I shared it with Matt and he seemed slightly unsure of what to say. Perhaps it had caught him off guard. He said, “that’s really good”, but I could sense there was more. I continued to work on it and a few days later I read it to him again. Not much had changed in the content but primarily in the delivery. This time, he wanted to know more. How did you think to address the different characteristics of a healing partnership using different stories? I think I would have just written one long story.
The first time I read the 20 minute speech out loud, I read it to Matt. There were several points in time that I became emotional as I shared about meaningful relationships that represented healing in my life. Matt and I joked that I had better keep practicing. I read the document probably another 6 or 8 times and managed to maintain a professional tone without becoming emotional in each instance.
Last night I was very nervous as I presented the speech. I could feel my knees shaking and unfortunately had on a dress that fell just above the knee. My friend joked about seeing the hem of my dress shaking. I absolutely believe that it was as I stood in front of a small music stand knees exposed. I navigated carefully through portions of my speech that I knew were more emotionally charged.
Finally, I was in the home stretch, the last point before moving on to my concluding remarks. Then, there it was. Without any warning, the emotion crept up deep from within. I could feel it physically. My words became a bit distorted, higher pitched and breathy as I squeezed them out from a constricted throat and chest. I took a minute, breathed deeply and continued.

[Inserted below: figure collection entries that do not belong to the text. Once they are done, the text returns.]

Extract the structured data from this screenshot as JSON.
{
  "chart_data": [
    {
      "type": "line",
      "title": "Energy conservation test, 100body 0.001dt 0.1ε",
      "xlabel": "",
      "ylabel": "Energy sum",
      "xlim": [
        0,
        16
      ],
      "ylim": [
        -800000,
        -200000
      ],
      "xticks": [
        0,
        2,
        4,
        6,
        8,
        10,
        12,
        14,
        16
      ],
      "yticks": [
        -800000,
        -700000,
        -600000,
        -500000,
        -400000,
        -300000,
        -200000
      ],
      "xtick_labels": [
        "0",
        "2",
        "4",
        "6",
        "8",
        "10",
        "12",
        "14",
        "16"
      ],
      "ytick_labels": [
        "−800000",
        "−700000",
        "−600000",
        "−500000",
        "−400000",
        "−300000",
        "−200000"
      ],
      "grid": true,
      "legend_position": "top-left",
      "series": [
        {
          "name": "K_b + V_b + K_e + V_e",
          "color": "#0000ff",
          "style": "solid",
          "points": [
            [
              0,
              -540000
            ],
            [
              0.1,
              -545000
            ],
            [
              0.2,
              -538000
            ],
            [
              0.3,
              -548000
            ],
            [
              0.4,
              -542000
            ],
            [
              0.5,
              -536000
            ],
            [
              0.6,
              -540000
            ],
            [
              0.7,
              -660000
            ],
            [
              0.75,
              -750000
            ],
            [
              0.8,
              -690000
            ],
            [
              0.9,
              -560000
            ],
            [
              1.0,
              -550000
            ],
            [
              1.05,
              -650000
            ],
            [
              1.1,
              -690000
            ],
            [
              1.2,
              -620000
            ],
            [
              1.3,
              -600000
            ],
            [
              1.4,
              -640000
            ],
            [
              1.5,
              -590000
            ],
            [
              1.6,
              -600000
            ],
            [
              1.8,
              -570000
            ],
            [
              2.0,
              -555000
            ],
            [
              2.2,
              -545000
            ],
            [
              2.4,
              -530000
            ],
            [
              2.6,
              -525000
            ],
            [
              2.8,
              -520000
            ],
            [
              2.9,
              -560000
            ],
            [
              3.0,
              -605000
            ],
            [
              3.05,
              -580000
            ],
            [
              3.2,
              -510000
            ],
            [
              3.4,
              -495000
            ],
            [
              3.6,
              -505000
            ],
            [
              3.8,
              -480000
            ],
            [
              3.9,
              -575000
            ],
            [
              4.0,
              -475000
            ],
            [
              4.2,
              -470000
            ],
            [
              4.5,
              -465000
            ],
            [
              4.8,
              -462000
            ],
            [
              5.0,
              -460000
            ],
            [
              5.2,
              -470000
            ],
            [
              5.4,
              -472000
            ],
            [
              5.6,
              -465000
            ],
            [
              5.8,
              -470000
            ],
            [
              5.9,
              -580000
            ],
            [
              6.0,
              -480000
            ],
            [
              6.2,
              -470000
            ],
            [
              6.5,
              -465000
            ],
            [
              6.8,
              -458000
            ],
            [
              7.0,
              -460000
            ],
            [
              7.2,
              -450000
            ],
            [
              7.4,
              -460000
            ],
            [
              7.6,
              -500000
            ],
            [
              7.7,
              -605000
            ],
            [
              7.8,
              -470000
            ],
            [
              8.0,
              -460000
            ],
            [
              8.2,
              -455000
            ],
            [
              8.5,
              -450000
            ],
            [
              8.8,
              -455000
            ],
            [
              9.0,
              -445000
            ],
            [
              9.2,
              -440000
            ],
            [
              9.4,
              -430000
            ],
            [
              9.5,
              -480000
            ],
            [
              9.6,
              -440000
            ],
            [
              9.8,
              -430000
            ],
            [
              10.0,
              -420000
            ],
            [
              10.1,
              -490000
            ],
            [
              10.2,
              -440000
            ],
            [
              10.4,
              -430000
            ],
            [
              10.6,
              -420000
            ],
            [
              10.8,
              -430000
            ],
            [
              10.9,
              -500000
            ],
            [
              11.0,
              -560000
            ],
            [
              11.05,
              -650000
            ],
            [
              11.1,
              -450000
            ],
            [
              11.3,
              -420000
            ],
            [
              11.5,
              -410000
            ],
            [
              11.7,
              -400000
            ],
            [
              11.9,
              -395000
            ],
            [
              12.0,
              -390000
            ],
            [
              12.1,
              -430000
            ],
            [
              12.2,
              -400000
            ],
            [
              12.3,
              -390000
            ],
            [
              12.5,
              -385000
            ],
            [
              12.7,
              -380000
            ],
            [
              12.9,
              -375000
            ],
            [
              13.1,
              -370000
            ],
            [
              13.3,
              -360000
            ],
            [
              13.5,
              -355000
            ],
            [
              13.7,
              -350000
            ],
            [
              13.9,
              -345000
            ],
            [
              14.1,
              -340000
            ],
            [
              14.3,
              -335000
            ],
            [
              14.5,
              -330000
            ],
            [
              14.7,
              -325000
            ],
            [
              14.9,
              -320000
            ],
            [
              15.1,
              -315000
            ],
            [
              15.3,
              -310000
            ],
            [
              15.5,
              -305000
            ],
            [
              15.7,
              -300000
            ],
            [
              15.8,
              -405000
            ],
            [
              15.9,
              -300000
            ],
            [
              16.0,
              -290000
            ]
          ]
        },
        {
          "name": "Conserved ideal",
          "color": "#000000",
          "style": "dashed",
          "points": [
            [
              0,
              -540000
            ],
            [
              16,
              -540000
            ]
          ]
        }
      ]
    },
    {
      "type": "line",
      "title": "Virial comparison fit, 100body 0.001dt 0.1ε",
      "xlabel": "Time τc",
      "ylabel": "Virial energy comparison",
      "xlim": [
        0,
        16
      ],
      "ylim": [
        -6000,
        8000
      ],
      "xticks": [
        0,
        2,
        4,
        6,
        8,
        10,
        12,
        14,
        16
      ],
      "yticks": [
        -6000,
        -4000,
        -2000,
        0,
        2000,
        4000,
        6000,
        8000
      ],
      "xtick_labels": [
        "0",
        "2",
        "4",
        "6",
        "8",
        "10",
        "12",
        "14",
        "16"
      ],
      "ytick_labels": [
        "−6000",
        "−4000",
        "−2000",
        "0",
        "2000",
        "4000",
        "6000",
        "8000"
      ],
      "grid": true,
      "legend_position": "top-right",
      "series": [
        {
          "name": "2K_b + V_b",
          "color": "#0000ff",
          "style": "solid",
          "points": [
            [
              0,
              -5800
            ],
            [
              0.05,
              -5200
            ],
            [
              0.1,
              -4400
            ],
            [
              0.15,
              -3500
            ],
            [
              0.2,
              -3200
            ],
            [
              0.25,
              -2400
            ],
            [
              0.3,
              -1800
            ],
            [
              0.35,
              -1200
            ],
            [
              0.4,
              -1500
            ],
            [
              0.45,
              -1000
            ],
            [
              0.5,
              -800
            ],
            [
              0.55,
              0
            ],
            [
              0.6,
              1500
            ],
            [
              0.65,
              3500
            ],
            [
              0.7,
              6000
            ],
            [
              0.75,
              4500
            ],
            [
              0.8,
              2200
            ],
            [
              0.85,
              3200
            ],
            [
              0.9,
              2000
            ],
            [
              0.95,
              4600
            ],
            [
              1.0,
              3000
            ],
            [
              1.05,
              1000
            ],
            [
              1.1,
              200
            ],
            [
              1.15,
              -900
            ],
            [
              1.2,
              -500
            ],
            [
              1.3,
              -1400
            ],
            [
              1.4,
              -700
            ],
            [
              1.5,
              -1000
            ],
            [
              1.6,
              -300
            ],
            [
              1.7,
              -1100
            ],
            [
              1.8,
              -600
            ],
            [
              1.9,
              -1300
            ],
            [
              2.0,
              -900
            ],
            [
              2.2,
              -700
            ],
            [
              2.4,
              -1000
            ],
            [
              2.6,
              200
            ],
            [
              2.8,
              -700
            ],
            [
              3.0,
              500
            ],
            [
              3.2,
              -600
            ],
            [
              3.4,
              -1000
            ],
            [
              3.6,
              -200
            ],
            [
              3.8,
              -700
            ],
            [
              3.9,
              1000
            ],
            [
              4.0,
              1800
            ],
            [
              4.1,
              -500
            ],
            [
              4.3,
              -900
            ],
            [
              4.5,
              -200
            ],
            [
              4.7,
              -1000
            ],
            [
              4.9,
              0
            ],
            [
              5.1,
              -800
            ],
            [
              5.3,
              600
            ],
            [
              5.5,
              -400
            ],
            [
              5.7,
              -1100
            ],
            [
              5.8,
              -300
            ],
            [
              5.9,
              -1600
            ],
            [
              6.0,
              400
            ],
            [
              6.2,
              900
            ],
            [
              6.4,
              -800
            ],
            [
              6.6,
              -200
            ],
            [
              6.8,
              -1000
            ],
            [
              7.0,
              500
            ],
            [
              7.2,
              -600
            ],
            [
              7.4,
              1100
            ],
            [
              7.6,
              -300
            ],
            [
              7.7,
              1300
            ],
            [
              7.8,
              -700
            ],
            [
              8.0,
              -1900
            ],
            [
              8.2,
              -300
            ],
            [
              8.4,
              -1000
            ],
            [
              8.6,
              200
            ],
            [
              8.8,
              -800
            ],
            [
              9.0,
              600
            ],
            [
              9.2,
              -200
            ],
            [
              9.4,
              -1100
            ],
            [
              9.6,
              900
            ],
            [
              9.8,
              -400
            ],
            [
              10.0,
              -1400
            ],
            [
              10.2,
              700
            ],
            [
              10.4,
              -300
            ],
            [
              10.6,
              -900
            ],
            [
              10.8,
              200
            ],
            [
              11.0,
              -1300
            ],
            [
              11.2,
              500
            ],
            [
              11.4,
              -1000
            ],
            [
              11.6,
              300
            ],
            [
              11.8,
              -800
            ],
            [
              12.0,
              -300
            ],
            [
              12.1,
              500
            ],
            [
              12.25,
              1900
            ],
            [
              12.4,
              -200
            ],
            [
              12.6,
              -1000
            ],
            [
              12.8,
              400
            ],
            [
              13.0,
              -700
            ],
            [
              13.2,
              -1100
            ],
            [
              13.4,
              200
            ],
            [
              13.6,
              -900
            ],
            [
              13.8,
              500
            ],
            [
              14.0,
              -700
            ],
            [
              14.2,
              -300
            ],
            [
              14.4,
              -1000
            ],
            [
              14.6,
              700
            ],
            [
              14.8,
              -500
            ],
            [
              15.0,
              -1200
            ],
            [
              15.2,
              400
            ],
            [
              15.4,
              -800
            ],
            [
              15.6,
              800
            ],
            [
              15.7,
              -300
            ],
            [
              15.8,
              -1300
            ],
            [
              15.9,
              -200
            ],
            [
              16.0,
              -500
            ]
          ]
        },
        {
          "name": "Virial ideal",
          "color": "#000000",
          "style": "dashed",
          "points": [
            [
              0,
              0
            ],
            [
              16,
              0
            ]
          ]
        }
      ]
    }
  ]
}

Overall, I was okay with how things had gone. I didn’t think I was great. I knew going in that some people would like it and some people wouldn’t. One of the first things I said when I arrived home and everyone inquired about how things had gone was, “I only got emotional when I was talking about Kallen.” This morning I was thinking about it again. Part of me recognized the typically gendered response, perhaps a bit unprofessional even. As the volume on my critical voice began to go up, a thought streaked through my consciousness – another way of looking at things, another message I could tell myself about becoming emotional during my speech.
I had been talking about the role of forgiveness in “healthy partnerships. I talked about the importance of moving on after children misbehave once consequences are determined and apologies said, without a grudge. And how my eight year old returns the favor when I lose my temper or find I am unable to keep a well-intentioned promise after an unexpectedly chaotic day. But there it was, emotion bigger than me. Why was I surprised? I was talking about the love and mercy shown to me by one of the most important people in my life. Tapping into the emotion that comes with the gift of human connection – my relationship with my son and the meaning his very being provides to me.
There it was – mutuality, acceptance and authenticity, three of the “healthy partnership” characteristics addressed in my speech coming together all at once in real time. And in that moment, every reason in the world existed to feel fully, love fully and vulnerably. I have chosen not to feel badly about it. Summoned through a mortal task, a window to a deeper place, where I saw and shared a glimpse into the construction of meaning in my life. Without fear, without shame – raw, authentic and unconditional. Living life fully, feeling fully, loving deeply, without regrets.